Calderon’s exhibition takes its title from the most recent video he directed in Mexico City, Pleasure Afterwards, which lies somewhere between documentary and fiction. Several of the pieces are connected to the artist’s search to integrate his personal experiences into his work by wandering through the city as he incorporates known and fictional characters, as well as objects that have marked his memory.
Just after the earthquake of September 19, 2017 that struck Mexico City, Calderón established a close relationship with the maintenance staff of the Cibeles Fountain, an encounter that inspired part of this project. The video narrates a series of events told by a real character who also reenacts them. Presented along with the video work are a series of objects directly linked to the content of the film. Amulets for an Earthquake, uses extreme irony in its depiction of the practical solution adopted by the staff in charge of the fountain in order to feel safe in a city that had just suffered an earthquake of tragic proportions.
A series of photographs also shown in the exhibition space were originated from the video Plenty of Nothingness. In it the artist presents a more abstract vision of disaster by means of a journey along an infinite sinkhole made from video clippings of news archives. Through these photographs, Calderón shows his fascination for the aesthetics of disaster and the absurd forms reality can take in a country prone to daily catastrophes.

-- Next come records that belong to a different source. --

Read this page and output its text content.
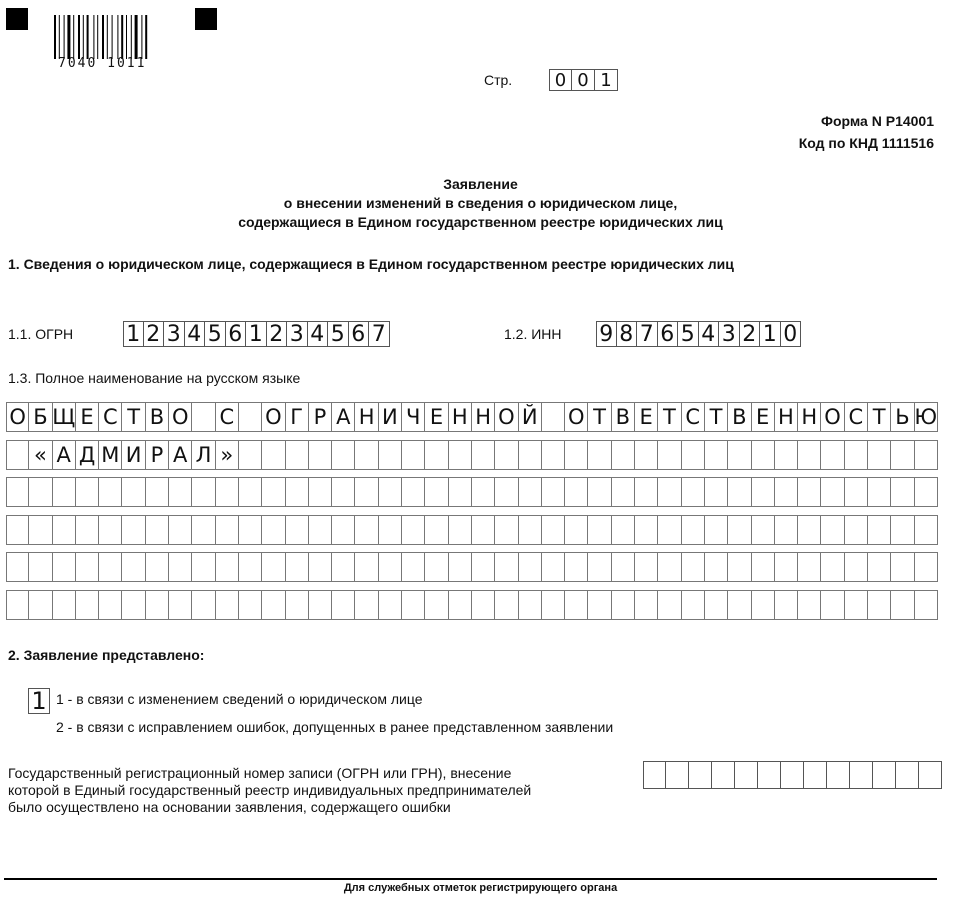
7040 1011
Стр.	0 0 1
Форма N Р14001
Код по КНД 1111516
Заявление
о внесении изменений в сведения о юридическом лице,
содержащиеся в Едином государственном реестре юридических лиц
1. Сведения о юридическом лице, содержащиеся в Едином государственном реестре юридических лиц
1.1. ОГРН 1 2 3 4 5 6 1 2 3 4 5 6 7	1.2. ИНН 9 8 7 6 5 4 3 2 1 0
1.3. Полное наименование на русском языке
О Б Щ Е С Т В О С О Г Р А Н И Ч Е Н Н О Й О Т В Е Т С Т В Е Н Н О С Т Ь Ю
« А Д М И Р А Л »
2. Заявление представлено:
1 1 - в связи с изменением сведений о юридическом лице
2 - в связи с исправлением ошибок, допущенных в ранее представленном заявлении
Государственный регистрационный номер записи (ОГРН или ГРН), внесение
которой в Единый государственный реестр индивидуальных предпринимателей
было осуществлено на основании заявления, содержащего ошибки
Для служебных отметок регистрирующего органа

A series of watercolors with a more expressive tone, and which seem to occupy a different mental space, are presented in orbit around these works. These watercolors depict figures of the artist’s unconscious, visions of the external world that he assimilates and reconsiders in meditative exercises that disconnect him from the research undertaken for the other works. His vision of society and the expression of his experiences combine together in images that go from the ridiculous to the macabre, and through this process reveal emotional sincerity in the carefree style that has become characteristic of the artist.